About this time manager Azoff filed suit against Warner Communications, which had become owner of Asylum, for the return of copyrights in Eagles material. Says Vaughan, “Realizing they were in a delicate situation with their biggest-selling act of the moment, Warner stalled negotiations and released a greatest hits album while they did so.”
The result was “Their Greatest Hits 1971-1975.” It was the first album ever to be certified platinum (1 million units sold) and went on to become the top-selling album of the 20th Century with 26 million in sales. The success of the greatest hits gave the Eagles more time to deliver their next studio album.
That next album would be “Hotel California,” an album that exposed the decay of the American dream.

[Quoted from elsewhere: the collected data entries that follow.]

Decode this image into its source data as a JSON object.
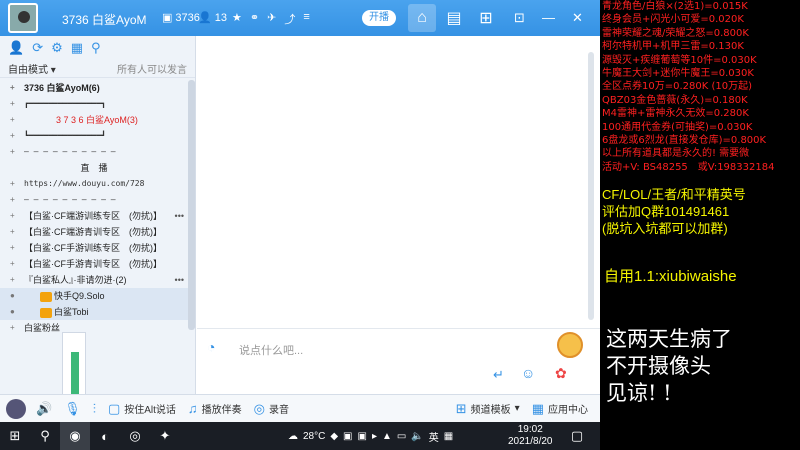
{
  "app": {
    "room_name": "3736 白鲨AyoM",
    "room_id": "3736",
    "members": "13",
    "open_label": "开播"
  },
  "left": {
    "mode_label": "自由模式",
    "mode_right": "所有人可以发言",
    "channels": [
      {
        "text": "3736 白鲨AyoM(6)",
        "kind": "head"
      },
      {
        "text": "┏━━━━━━━━━━━━━━━┓",
        "kind": "small"
      },
      {
        "text": "3 7 3 6 白鲨AyoM(3)",
        "kind": "red"
      },
      {
        "text": "┗━━━━━━━━━━━━━━━┛",
        "kind": "small"
      },
      {
        "text": "— — — — — — — — — —",
        "kind": "small"
      },
      {
        "text": "直　播",
        "kind": "center"
      },
      {
        "text": "https://www.douyu.com/728",
        "kind": "small"
      },
      {
        "text": "— — — — — — — — — —",
        "kind": "small"
      },
      {
        "text": "【白鲨·CF端游训练专区　(勿扰)】",
        "kind": "item"
      },
      {
        "text": "【白鲨·CF端游青训专区　(勿扰)】",
        "kind": "item"
      },
      {
        "text": "【白鲨·CF手游训练专区　(勿扰)】",
        "kind": "item"
      },
      {
        "text": "【白鲨·CF手游青训专区　(勿扰)】",
        "kind": "item"
      },
      {
        "text": "『白鲨私人』·非请勿进·(2)",
        "kind": "item"
      },
      {
        "text": "快手Q9.Solo",
        "kind": "user"
      },
      {
        "text": "白鲨Tobi",
        "kind": "user"
      },
      {
        "text": "白鲨粉丝",
        "kind": "item"
      }
    ],
    "volume_level": 0.85
  },
  "chat": {
    "placeholder": "说点什么吧..."
  },
  "bottombar": {
    "ptt_label": "按住Alt说话",
    "music_label": "播放伴奏",
    "record_label": "录音",
    "template_label": "频道模板",
    "appcenter_label": "应用中心"
  },
  "taskbar": {
    "temperature": "28°C",
    "lang": "英",
    "time": "19:02",
    "date": "2021/8/20"
  },
  "overlay": {
    "red_lines": [
      "青龙角色/白狼×(2选1)=0.015K",
      "终身会员+闪光小可爱=0.020K",
      "雷神荣耀之魂/荣耀之怒=0.800K",
      "柯尔特机甲+机甲三雷=0.130K",
      "源毁灭+疾缠葡萄等10件=0.030K",
      "牛魔王大剑+迷你牛魔王=0.030K",
      "全区点券10万=0.280K (10万起)",
      "QBZ03金色蔷薇(永久)=0.180K",
      "M4雷神+雷神永久无效=0.280K",
      "100通用代金券(可抽奖)=0.030K",
      "6盘龙或6烈龙(直接发仓库)=0.800K",
      "以上所有道具都是永久的! 需要微",
      "活动+V: BS48255　或V:198332184"
    ],
    "yellow_lines": [
      "CF/LOL/王者/和平精英号",
      "评估加Q群101491461",
      "(脱坑入坑都可以加群)"
    ],
    "self_use": "自用1.1:xiubiwaishe",
    "white_lines": [
      "这两天生病了",
      "不开摄像头",
      "见谅! !"
    ]
  }
}
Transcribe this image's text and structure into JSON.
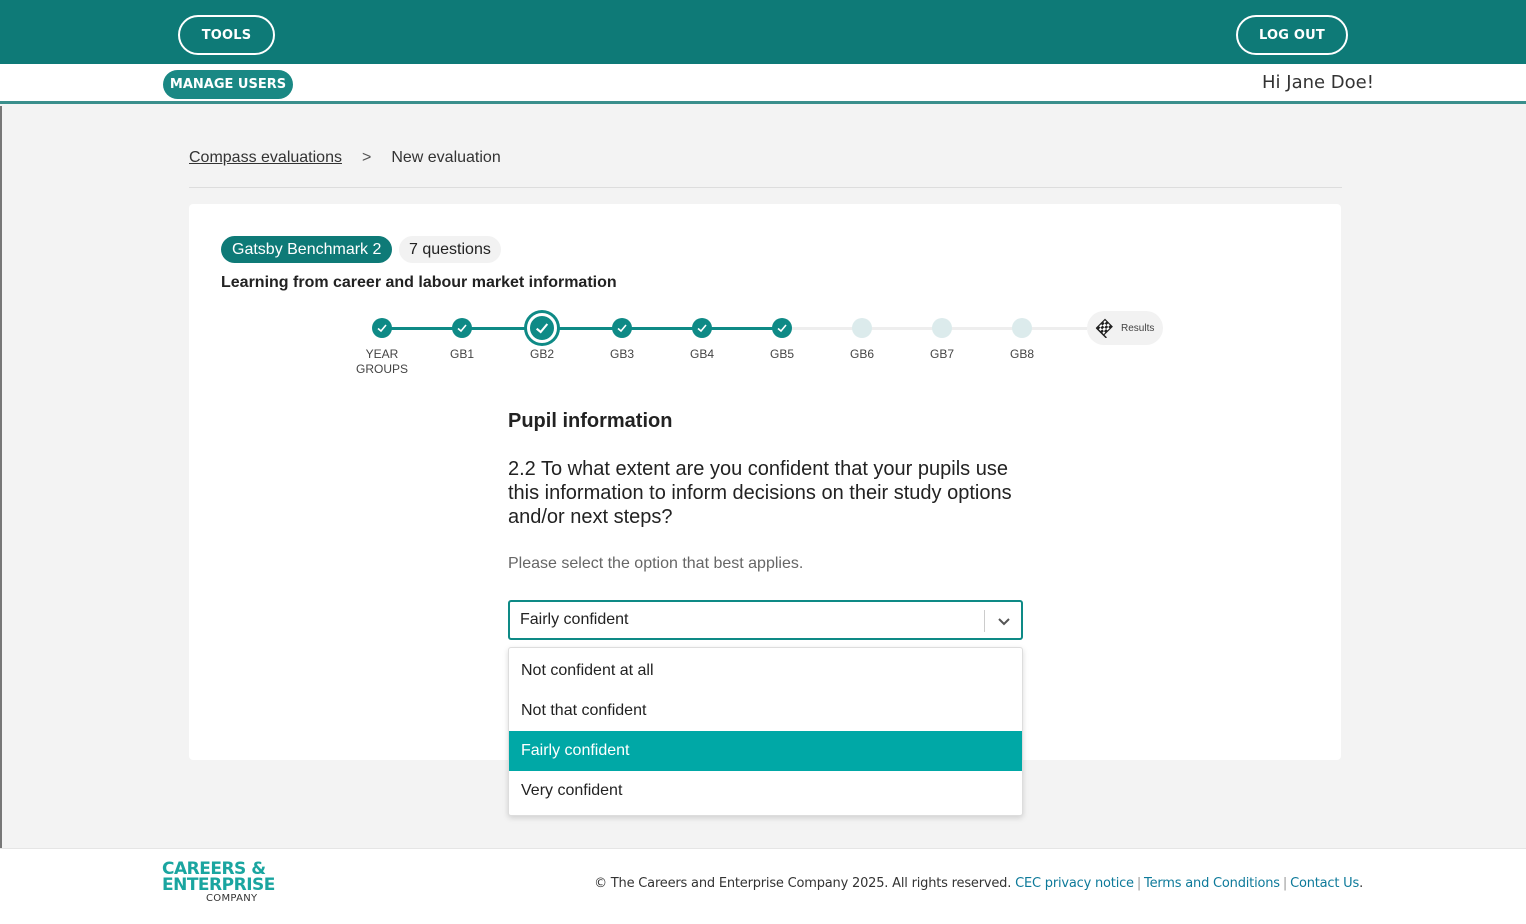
{
  "header": {
    "tools_label": "TOOLS",
    "logout_label": "LOG OUT",
    "manage_users_label": "MANAGE USERS",
    "greeting": "Hi Jane Doe!"
  },
  "breadcrumb": {
    "parent": "Compass evaluations",
    "separator": ">",
    "current": "New evaluation"
  },
  "card": {
    "badge": "Gatsby Benchmark 2",
    "question_count": "7 questions",
    "subtitle": "Learning from career and labour market information"
  },
  "stepper": {
    "steps": [
      {
        "label_line1": "YEAR",
        "label_line2": "GROUPS",
        "state": "done"
      },
      {
        "label_line1": "GB1",
        "label_line2": "",
        "state": "done"
      },
      {
        "label_line1": "GB2",
        "label_line2": "",
        "state": "current"
      },
      {
        "label_line1": "GB3",
        "label_line2": "",
        "state": "done"
      },
      {
        "label_line1": "GB4",
        "label_line2": "",
        "state": "done"
      },
      {
        "label_line1": "GB5",
        "label_line2": "",
        "state": "done"
      },
      {
        "label_line1": "GB6",
        "label_line2": "",
        "state": "todo"
      },
      {
        "label_line1": "GB7",
        "label_line2": "",
        "state": "todo"
      },
      {
        "label_line1": "GB8",
        "label_line2": "",
        "state": "todo"
      }
    ],
    "results_label": "Results"
  },
  "question": {
    "section_title": "Pupil information",
    "text": "2.2 To what extent are you confident that your pupils use this information to inform decisions on their study options and/or next steps?",
    "hint": "Please select the option that best applies."
  },
  "select": {
    "value": "Fairly confident",
    "options": [
      "Not confident at all",
      "Not that confident",
      "Fairly confident",
      "Very confident"
    ],
    "selected_index": 2
  },
  "footer": {
    "logo_line1": "CAREERS &",
    "logo_line2": "ENTERPRISE",
    "logo_line3": "COMPANY",
    "copyright": "© The Careers and Enterprise Company 2025. All rights reserved.",
    "privacy_link": "CEC privacy notice",
    "terms_link": "Terms and Conditions",
    "contact_link": "Contact Us",
    "separator": "|",
    "end_punct": "."
  },
  "colors": {
    "brand_teal": "#0e7a77",
    "accent_teal": "#0e8a86",
    "selected_option": "#00a8a6",
    "link": "#0e7a9a"
  }
}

“This is a concept album, there’s no way to hide it,” Henley said. “Our country is 200 years old, so we figured since we are the Eagles and the eagle is our national symbol, we were obliged to make some kind of a little bicentennial statement using California as a microcosm of the whole United States.
“We’re not exactly going to win friends with this album. We’re just saying, ‘Look what’s happening.’ I don’t feel totally that way about California. I love it and hate it at the same time.”
The Eagles spent eight months in the studio recording the album and did songs over and over to get the sound right. The painstaking retakes and overdubs marked a new era in which rock albums took more than just a few weeks to record.
In the end it was financially worth it. Azoff negotiated a sweet royalty rate for the Eagles, who got $1.50 per album – unheard of at the time.
But there was physical damage, too. Meisner was battling ulcers as the band toured relentlessly in support of “Hotel California” in 1977. The arguing and power struggles within the band continued and Meisner, at the end of the tour, quit the band to spend time with his family in Nebraska. The official reason for his departure was listed as “exhaustion.”
Native Californian Schmit, who had replaced Meisner in Poco, was tabbed as his replacement in the Eagles.
While Azoff pushed for another album, he acknowledged there were problems to deal with. “The Eagles talked about breaking up from the day I met them,” he said. There’d be one mini-explosion followed by a replacement in the band, then another mini-explosion followed by another replacement. You just had to step back and give things time to calm down.”
The Eagles bought time between albums by releasing a pair of holiday songs in late 1978. Then they spent nearly two years in the studio working on “The Long Run.”
Walsh recalled, “People started asking us ‘What are you going to do now?’ And we didn’t know. We ended up on the next album in Miami with the tapes running but nobody knowing what was going on. We lost perspective. We just kind of sat around in a daze for months.”
Ever the analyst, Vaughan observes, “To the press, ‘The Long Run’ simply showed that the Eagles were running short on themes and ideas and had attempted to disguise some of the weaker songs with over-elaborate production work. Still, the album went platinum in record time and was the biggest seller of 1979. But tensions resurfaced during the supporting tour, and the band argued about everything.”
The break-up would come within the next year, proving that success came with a high price for America’s favorite band. The Eagles would be criticized by some sections of the press for putting materialism and professionalism above art and expression in their career.
But Vaughan concludes, “…those critics always missed the very essence of the Eagles. What made this band different was their united desire to be successful as a band, to instill a disciplined work ethic and to take on the music business – not as poor artistic victims but as smart, business-savvy equals.”